About me

TECH TASK #1:

My name is Lindsey Chow and I’m from the small northern town of La Ronge. (Air Ronge actually, but they are only one kilometer apart and no one I mention this to has ever heard of Air Ronge.) I graduated from Churchill Community High School in 2010, and I spent the last year waitressing to save up for university. I’m in the Bachelor’s of Secondary Education program with a major in mathematics. My mother is a teacher at Churchill, but I never had her as my teacher. I graduated with a French Bilingual Diploma, and my mother teaches grade 8 homeroom in English. My father works at the Key Lake mine. Outside of school, I like to do cosmetic art, practice yoga, and watch excessive amounts of YouTube.

I personally find I use technology every day. Whether it’s my cell phone, my laptop, or my Wii, I am never far from an electronic device. In school, we did not much rely on electronics outside of simple typed word documents and maybe the occasional PowerPoint presentation. Most of our learning was done through lectures and textbooks. During the last year I spent waitressing, most of the work is all manual. Orders were not put through a computer to the kitchen, they were written my hand and hung for the chefs to read. There was no light or buzzer to signify if the food was ready, there was just an old fashioned bell. The only electronics that were necessary were the till and debit machines.

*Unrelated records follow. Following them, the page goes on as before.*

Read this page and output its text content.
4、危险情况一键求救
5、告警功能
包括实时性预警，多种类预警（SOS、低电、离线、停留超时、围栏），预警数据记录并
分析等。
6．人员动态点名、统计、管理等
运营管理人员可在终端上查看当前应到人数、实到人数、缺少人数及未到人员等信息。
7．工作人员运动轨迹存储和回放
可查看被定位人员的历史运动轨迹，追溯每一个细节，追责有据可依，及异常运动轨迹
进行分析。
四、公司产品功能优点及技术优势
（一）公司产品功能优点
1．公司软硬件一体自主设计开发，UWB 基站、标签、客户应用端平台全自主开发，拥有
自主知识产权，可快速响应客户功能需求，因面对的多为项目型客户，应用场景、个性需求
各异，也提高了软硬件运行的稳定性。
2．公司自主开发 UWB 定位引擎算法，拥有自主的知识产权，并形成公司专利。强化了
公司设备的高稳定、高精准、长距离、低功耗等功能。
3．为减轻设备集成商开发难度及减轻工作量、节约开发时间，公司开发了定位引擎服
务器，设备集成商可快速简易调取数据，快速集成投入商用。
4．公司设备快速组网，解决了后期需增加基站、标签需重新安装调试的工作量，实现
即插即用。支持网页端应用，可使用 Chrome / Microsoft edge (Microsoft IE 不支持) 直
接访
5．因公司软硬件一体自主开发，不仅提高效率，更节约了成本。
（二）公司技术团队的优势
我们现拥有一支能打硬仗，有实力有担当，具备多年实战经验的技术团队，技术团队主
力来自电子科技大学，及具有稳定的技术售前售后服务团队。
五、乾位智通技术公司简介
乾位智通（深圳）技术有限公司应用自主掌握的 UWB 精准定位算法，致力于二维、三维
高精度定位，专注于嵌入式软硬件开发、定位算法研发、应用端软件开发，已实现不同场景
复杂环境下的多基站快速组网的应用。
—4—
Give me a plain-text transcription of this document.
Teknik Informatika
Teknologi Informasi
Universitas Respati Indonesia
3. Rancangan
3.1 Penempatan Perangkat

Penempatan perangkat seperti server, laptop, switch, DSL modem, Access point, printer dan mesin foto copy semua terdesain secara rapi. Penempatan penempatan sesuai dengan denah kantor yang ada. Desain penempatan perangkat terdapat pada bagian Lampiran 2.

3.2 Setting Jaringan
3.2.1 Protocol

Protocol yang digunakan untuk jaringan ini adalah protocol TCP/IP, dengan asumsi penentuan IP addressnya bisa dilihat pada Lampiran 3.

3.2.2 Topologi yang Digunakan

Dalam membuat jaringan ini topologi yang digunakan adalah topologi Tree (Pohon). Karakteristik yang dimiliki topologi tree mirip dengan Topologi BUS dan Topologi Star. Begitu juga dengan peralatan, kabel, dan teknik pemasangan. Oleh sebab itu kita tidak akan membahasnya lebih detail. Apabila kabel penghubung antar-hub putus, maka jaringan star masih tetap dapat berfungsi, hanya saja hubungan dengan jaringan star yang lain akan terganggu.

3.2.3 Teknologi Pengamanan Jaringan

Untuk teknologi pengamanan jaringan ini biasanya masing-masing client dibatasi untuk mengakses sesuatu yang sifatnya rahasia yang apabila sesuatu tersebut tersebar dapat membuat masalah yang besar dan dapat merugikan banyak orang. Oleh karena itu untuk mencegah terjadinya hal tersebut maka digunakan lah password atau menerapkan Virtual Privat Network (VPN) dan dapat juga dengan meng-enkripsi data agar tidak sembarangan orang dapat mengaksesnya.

I find the use of technology in classrooms adds to the children’s productivity. Children tend to pay more attention in class when different forms of media are used in lessons. Perhaps it is because watching an educational video relieves the monotony of hearing the same person speak every day, or maybe it could be that the media is often more elaborate than a simple lecture. However, I find certain types of technology to be a waste of the school’s budget. Churchill had ordered an elliptical exercise machine for every junior high classroom this year. Apparently, the physical exertion causes a higher production rate of brain cells. Instead of spending $20000 on new machinery, why not send the children outside for a quick run or a game occasionally?

In this class, I am expecting to learn to use various types of media more effectively and how the use of it may benefit the next generation of children in school. I expect to gain an understanding of how electronics can add a new dimension to today’s education.